Status and Substitution
In Stuart Delivery Ltd v Augustine, the Court of Appeal was asked to consider the principles governing when the ability to appoint a substitute negated the obligation to personally perform work.
In Stuart Delivery Ltd v Augustine, the Court of Appeal was asked to consider the principles governing when the ability to appoint a substitute negated the obligation to personally perform work. Once the Claimant had signed up for a delivery time slot, if he decided that he no longer wished to work that slot, he could release it and any other courier who had a contract with the Respondent and who had signed up to the Respondent’s app could agree to take up the slot. Any courier taking up the slot would not be known to the Claimant, and the Claimant was unable to put forwards anyone specific to pick up the slot. The Respondent sought to argue that the right to substitute meant that the Claimant was not obliged to perform personally any work or services, and as a result, was not a worker within the meaning of section 230(3)(b) of the Employment Rights Act 1996.
Rather unsurprisingly (given the decision of the Court of Appeal and Supreme Court in Pimlico Plumbers v Smith), the Court of Appeal disagreed with the Respondent. The factual situation in Pimlico Plumbers was broadly analogous in that the substitute had to come from the ranks of Pimlico operatives. The limited right here to release the slot in the hope that another courier would pick it up was not a sufficient right of substitution which removed the Claimant from the obligation to perform his work personally for the Respondent.

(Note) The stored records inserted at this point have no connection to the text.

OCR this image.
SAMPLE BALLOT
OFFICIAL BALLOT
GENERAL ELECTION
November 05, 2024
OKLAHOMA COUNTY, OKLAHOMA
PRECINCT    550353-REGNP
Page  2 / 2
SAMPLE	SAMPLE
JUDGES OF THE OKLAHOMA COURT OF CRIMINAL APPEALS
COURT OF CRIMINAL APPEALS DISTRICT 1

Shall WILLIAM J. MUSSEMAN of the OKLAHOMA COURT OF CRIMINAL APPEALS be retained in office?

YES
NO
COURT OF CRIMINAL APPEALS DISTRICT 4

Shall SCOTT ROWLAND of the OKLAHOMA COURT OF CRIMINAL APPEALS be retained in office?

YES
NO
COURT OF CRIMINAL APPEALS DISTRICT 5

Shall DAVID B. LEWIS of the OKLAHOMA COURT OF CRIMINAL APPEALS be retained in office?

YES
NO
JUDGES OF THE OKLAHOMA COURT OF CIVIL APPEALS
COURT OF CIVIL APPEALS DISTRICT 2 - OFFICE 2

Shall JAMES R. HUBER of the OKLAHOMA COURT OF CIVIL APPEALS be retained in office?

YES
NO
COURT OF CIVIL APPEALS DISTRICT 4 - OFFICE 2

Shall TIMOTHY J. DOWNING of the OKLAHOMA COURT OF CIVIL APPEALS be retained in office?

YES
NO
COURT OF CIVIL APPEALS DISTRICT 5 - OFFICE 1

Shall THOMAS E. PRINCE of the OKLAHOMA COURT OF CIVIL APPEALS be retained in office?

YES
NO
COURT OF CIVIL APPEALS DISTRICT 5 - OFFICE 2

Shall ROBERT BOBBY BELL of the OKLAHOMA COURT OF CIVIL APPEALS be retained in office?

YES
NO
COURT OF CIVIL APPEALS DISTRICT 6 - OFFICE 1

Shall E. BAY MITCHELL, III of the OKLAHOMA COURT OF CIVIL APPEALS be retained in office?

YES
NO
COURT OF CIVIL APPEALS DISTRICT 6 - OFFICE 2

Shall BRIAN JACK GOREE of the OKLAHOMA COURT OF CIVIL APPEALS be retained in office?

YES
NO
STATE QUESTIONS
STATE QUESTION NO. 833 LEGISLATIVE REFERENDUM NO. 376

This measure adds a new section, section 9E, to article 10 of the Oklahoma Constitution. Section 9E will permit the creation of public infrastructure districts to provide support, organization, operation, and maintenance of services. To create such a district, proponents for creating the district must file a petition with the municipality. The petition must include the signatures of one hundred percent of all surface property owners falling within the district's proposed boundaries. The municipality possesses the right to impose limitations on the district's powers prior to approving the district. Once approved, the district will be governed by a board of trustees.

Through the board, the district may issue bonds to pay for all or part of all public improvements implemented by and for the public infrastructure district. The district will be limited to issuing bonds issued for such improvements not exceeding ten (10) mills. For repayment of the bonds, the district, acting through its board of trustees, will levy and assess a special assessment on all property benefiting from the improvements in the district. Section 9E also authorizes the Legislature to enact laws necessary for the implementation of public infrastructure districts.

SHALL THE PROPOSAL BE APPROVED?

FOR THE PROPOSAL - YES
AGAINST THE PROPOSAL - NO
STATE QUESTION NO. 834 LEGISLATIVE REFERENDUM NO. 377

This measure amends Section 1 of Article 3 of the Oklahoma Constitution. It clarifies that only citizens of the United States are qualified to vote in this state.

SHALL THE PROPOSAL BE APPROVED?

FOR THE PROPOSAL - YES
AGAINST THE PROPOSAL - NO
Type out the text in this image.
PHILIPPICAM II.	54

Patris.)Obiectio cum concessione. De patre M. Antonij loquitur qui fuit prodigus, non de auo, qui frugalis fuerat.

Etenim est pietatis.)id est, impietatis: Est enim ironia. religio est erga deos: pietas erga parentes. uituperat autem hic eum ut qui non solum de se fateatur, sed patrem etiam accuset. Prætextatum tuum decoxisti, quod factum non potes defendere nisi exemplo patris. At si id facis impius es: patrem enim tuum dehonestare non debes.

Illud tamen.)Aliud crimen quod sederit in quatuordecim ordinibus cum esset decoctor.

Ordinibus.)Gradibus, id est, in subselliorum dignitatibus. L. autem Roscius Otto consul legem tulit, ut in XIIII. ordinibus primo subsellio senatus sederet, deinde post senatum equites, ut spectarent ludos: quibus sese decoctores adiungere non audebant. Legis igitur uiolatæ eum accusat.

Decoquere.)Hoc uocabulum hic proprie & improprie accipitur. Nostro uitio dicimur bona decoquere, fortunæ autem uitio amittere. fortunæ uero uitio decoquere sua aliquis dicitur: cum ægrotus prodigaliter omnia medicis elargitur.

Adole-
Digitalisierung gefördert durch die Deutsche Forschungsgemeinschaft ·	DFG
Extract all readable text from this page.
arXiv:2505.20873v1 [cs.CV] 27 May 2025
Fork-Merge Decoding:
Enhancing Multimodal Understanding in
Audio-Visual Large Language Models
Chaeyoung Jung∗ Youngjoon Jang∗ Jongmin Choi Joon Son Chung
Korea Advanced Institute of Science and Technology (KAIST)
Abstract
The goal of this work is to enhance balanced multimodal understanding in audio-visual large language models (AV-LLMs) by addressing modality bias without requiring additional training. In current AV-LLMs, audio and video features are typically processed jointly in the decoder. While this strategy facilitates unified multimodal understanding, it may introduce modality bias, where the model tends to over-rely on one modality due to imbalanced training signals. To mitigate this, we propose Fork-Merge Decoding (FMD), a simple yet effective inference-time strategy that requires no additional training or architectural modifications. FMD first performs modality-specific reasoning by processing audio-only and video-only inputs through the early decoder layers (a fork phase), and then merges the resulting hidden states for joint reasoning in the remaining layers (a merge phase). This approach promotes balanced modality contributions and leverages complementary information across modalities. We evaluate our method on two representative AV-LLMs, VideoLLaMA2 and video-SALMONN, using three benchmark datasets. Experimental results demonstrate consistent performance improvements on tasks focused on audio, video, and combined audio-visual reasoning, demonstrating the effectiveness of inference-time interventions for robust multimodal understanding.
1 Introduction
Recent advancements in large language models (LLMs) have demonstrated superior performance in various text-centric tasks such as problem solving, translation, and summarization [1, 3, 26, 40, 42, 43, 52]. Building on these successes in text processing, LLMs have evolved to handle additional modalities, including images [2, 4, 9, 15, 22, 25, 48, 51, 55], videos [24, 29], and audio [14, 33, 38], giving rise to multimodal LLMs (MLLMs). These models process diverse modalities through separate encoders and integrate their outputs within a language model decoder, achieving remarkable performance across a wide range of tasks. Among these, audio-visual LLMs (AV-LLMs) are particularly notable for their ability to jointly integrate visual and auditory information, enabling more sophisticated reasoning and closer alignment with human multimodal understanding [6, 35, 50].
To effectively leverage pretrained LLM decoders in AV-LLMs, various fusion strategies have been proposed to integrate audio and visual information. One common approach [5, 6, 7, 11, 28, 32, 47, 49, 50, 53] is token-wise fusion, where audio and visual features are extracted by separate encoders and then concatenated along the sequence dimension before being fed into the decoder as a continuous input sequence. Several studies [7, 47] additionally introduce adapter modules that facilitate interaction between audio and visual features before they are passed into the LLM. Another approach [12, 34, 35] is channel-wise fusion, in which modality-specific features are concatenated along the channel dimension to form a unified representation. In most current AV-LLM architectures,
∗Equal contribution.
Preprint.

The Court of Appeal stressed that its judgment was not to say that there was necessarily a “rule” that a right or ability to appoint a substitute from a pool of operatives would always be inconsistent with an obligation of personal service – however, such a conclusion reached by an employment tribunal is one which has been accepted as being a reasonable conclusion.
The Court of Appeal also stressed that it was not necessary for a tribunal to attempt to “fit” particular cases into one of the five categories (or principles) included by the Court of Appeal in Pimlico Plumbers – such an exercise was artificial. Instead, the focus should simply be on whether there is any fetter on the right to substitute and, if so, whether the nature and degree of that fetter is inconsistent with an obligation of personal performance.